During her career as a nurse, a lot has changed for Wiggins. She has worked in several different roles and many different states, from California to Texas to South Carolina, even working as a travel nurse and driving an RV across the country for a few years. But within her nursing career, Nanny’s inspiration has always been constant.
“I attribute a lot to her,” Wiggins said. “I think she's always sitting right here, too, making sure I'm doing all right. I strive to be the best nurse because of her. She's probably the smartest one I've ever come across.”
The history of women in nursing
In 1950, Barbara Marksamer's first year as a nurse, the profession was made up of 98% women, the National Library of Medicine reports.

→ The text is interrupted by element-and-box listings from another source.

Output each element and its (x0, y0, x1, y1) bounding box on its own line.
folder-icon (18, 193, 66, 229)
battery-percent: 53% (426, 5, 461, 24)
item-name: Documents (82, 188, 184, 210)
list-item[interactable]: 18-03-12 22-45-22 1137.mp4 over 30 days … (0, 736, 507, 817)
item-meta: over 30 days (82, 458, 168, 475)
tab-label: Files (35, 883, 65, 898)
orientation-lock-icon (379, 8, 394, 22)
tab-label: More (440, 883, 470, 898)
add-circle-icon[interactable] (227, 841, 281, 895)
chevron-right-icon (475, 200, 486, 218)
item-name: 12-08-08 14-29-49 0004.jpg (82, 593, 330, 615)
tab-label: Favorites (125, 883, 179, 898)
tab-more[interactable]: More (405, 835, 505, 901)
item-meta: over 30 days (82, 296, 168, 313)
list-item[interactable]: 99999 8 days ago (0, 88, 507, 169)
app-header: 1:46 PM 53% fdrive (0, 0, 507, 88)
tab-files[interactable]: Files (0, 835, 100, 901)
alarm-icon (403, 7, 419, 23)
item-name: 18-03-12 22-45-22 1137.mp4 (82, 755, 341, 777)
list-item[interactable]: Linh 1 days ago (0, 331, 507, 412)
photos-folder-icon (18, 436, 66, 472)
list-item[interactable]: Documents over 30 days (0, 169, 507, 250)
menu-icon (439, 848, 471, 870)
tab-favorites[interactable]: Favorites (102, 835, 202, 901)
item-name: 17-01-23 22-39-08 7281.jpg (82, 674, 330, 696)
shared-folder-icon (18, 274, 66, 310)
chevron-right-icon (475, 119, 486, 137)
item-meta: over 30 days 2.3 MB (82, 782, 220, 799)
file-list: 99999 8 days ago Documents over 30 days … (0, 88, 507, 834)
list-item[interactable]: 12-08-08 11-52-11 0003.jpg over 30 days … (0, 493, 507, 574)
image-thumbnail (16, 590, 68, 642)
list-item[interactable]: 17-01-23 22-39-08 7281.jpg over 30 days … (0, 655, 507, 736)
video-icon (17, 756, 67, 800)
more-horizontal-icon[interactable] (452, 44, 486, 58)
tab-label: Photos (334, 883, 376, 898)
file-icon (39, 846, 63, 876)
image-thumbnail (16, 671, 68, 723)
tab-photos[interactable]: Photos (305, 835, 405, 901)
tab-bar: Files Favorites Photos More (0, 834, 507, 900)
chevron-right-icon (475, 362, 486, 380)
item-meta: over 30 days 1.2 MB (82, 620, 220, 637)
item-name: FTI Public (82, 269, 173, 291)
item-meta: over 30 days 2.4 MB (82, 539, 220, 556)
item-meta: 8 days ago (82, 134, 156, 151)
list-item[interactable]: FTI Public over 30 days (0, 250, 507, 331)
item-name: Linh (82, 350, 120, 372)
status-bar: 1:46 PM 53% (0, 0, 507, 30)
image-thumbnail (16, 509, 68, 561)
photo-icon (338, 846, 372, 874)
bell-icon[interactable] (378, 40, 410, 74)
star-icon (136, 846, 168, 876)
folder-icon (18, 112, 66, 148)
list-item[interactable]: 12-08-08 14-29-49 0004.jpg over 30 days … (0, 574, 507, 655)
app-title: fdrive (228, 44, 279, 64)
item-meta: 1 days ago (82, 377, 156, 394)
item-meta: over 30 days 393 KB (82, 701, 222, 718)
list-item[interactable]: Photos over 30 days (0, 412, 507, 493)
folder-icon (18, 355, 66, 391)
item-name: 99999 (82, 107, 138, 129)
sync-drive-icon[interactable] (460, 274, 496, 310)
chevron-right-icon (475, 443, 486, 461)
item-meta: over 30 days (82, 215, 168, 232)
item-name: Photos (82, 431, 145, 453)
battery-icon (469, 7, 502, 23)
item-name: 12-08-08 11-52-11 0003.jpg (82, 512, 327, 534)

Today, nursing is still dominated by women – they make up nearly 90% of nurses in the United States. So why are so many nurses women?
It’s commonly believed that Florence Nightingale, the founder of modern nursing, opposed men in nursing, but the Nightingale Society clarifies this is a myth. When nursing first began as a profession in the U.S. during the 1700s, most nurses were male, and called stewards at the time. When the Civil War began in 1861, men took up arms while women volunteered to help with nursing, and thus began the transition to a female-dominated field.
While women have long comprised most of the nursing profession, nurses are underrepresented in healthcare leadership roles. Nearly 70% of the global health workforce is women, but they fill only 25% of health care senior executive roles.
Novant Health’s total workforce is made up of 82% women, and we are committed to providing avenues for personal and professional growth and advancement for women in the profession of nursing.
Photo: Nurses work at Novant Health Forsyth Medical Center in Winston-Salem shortly after the hospital's opening in 1964.